Monday, October 29, 2012

Hurricane injects uncertainty into presidential campaign

Updated at 9:16 p.m. ET: An impending hurricane injected a new degree of uncertainty into the 2012 presidential campaign, impacting candidates' schedules and early voting opportunities just nine days before Election Day.
President Barack Obama called the storm "serious and big" following a briefing at the headquarters of the Federal Emergency Management Agency's (FEMA), warning residents in the storm's path "to take this very seriously."
 
The president also canceled campaign trips to Virginia and Colorado scheduled for early this week, the last full week of campaigning this election, in order to monitor Hurricane Sandy. The storm's impending landfall was poised to add a new variable to a presidential contest that has tightened considerably in its closing days, along with scores of downballot races up and down the East Coast. Republican presidential nominee Mitt Romney canceled planned stops in Virginia — one of the most hotly-contested battleground states this fall — on Sunday and headed to Ohio instead. 

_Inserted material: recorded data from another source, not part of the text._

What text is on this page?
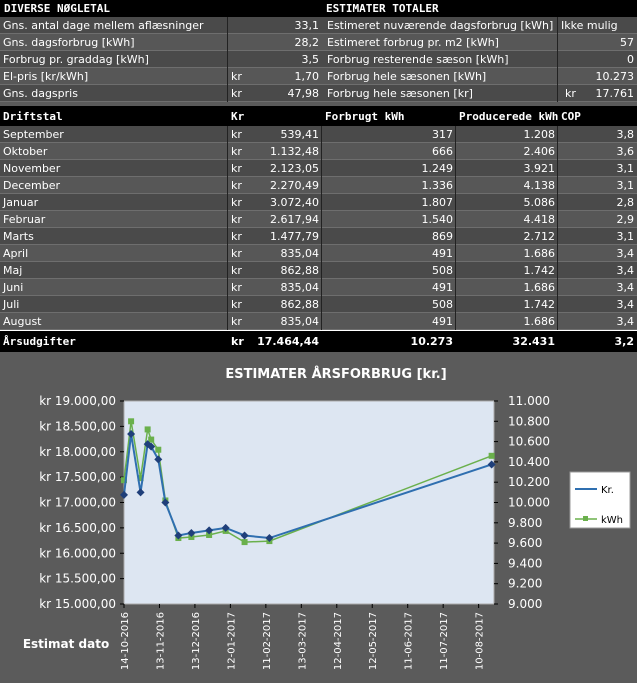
DIVERSE NØGLETAL
Gns. antal dage mellem aflæsninger	33,1
Gns. dagsforbrug [kWh]	28,2
Forbrug pr. graddag [kWh]	3,5
El-pris [kr/kWh]	kr	1,70
Gns. dagspris	kr	47,98
ESTIMATER TOTALER
Estimeret nuværende dagsforbrug [kWh] Ikke mulig
Estimeret forbrug pr. m2 [kWh]	57
Forbrug resterende sæson [kWh]	0
Forbrug hele sæsonen [kWh]	10.273
Forbrug hele sæsonen [kr]	kr	17.761
Driftstal	Kr	Forbrugt kWh	Producerede kWh COP
September	kr	539,41	317	1.208	3,8
Oktober	kr	1.132,48	666	2.406	3,6
November	kr	2.123,05	1.249	3.921	3,1
December	kr	2.270,49	1.336	4.138	3,1
Januar	kr	3.072,40	1.807	5.086	2,8
Februar	kr	2.617,94	1.540	4.418	2,9
Marts	kr	1.477,79	869	2.712	3,1
April	kr	835,04	491	1.686	3,4
Maj	kr	862,88	508	1.742	3,4
Juni	kr	835,04	491	1.686	3,4
Juli	kr	862,88	508	1.742	3,4
August	kr	835,04	491	1.686	3,4
Årsudgifter	kr	17.464,44	10.273	32.431	3,2
ESTIMATER ÅRSFORBRUG [kr.]
kr 15.000,00
kr 15.500,00
kr 16.000,00
kr 16.500,00
kr 17.000,00
kr 17.500,00
kr 18.000,00
kr 18.500,00
kr 19.000,00
9.000
9.200
9.400
9.600
9.800
10.000
10.200
10.400
10.600
10.800
11.000
14-10-2016 13-11-2016 13-12-2016 12-01-2017 11-02-2017 13-03-2017 12-04-2017 12-05-2017 11-06-2017 11-07-2017 10-08-2017
Estimat dato
Kr.
kWh
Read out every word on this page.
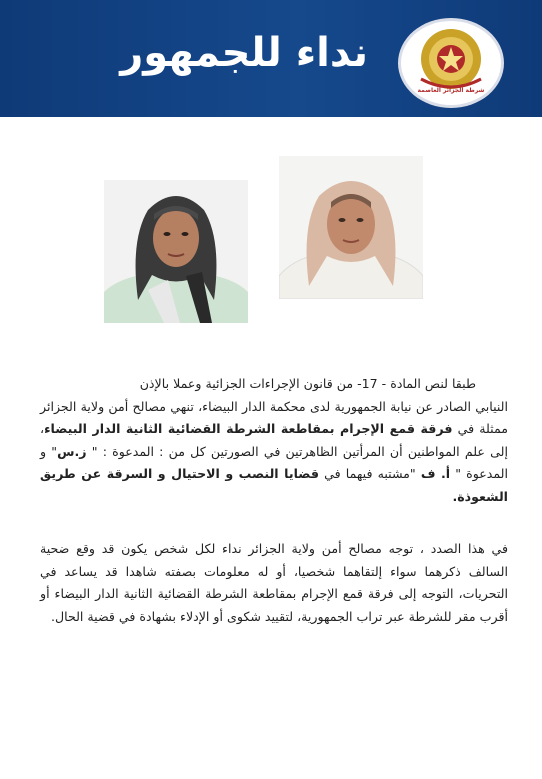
نداء للجمهور
شرطة الجزائر العاصمة
طبقا لنص المادة - 17- من قانون الإجراءات الجزائية وعملا بالإذن
النيابي الصادر عن نيابة الجمهورية لدى محكمة الدار البيضاء، تنهي مصالح أمن ولاية الجزائر ممثلة في فرقة قمع الإجرام بمقاطعة الشرطة القضائية الثانية الدار البيضاء، إلى علم المواطنين أن المرأتين الظاهرتين في الصورتين كل من : المدعوة : " ز.س" و المدعوة " أ. ف "مشتبه فيهما في قضايا النصب و الاحتيال و السرقة عن طريق الشعوذة.
في هذا الصدد ، توجه مصالح أمن ولاية الجزائر نداء لكل شخص يكون قد وقع ضحية السالف ذكرهما سواء إلتقاهما شخصيا، أو له معلومات بصفته شاهدا قد يساعد في التحريات، التوجه إلى فرقة قمع الإجرام بمقاطعة الشرطة القضائية الثانية الدار البيضاء أو أقرب مقر للشرطة عبر تراب الجمهورية، لتقييد شكوى أو الإدلاء بشهادة في قضية الحال.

Obama spent Sunday in Washington, where he traveled to FEMA headquarters following church services early this afternoon. The administration authorized several emergency declarations for states sitting in Sandy's path, and Obama convened a conference call with administration officials and governors in the storm's path to receive an update on preparations.
The storm put some of Obama's campaigning on hold, as he canceled a northern Virginia event for that afternoon, along with an event in Colorado Springs on Tuesday. Obama was still set, though, to travel to Youngtown, Ohio on Monday morning. The president appears — for now — intent upon returning to the campaign trail on Tuesday evening in Green Bay, Wis. His campaign also advised on Sunday afternoon that two stops on Wednesday in Ohio would go forward.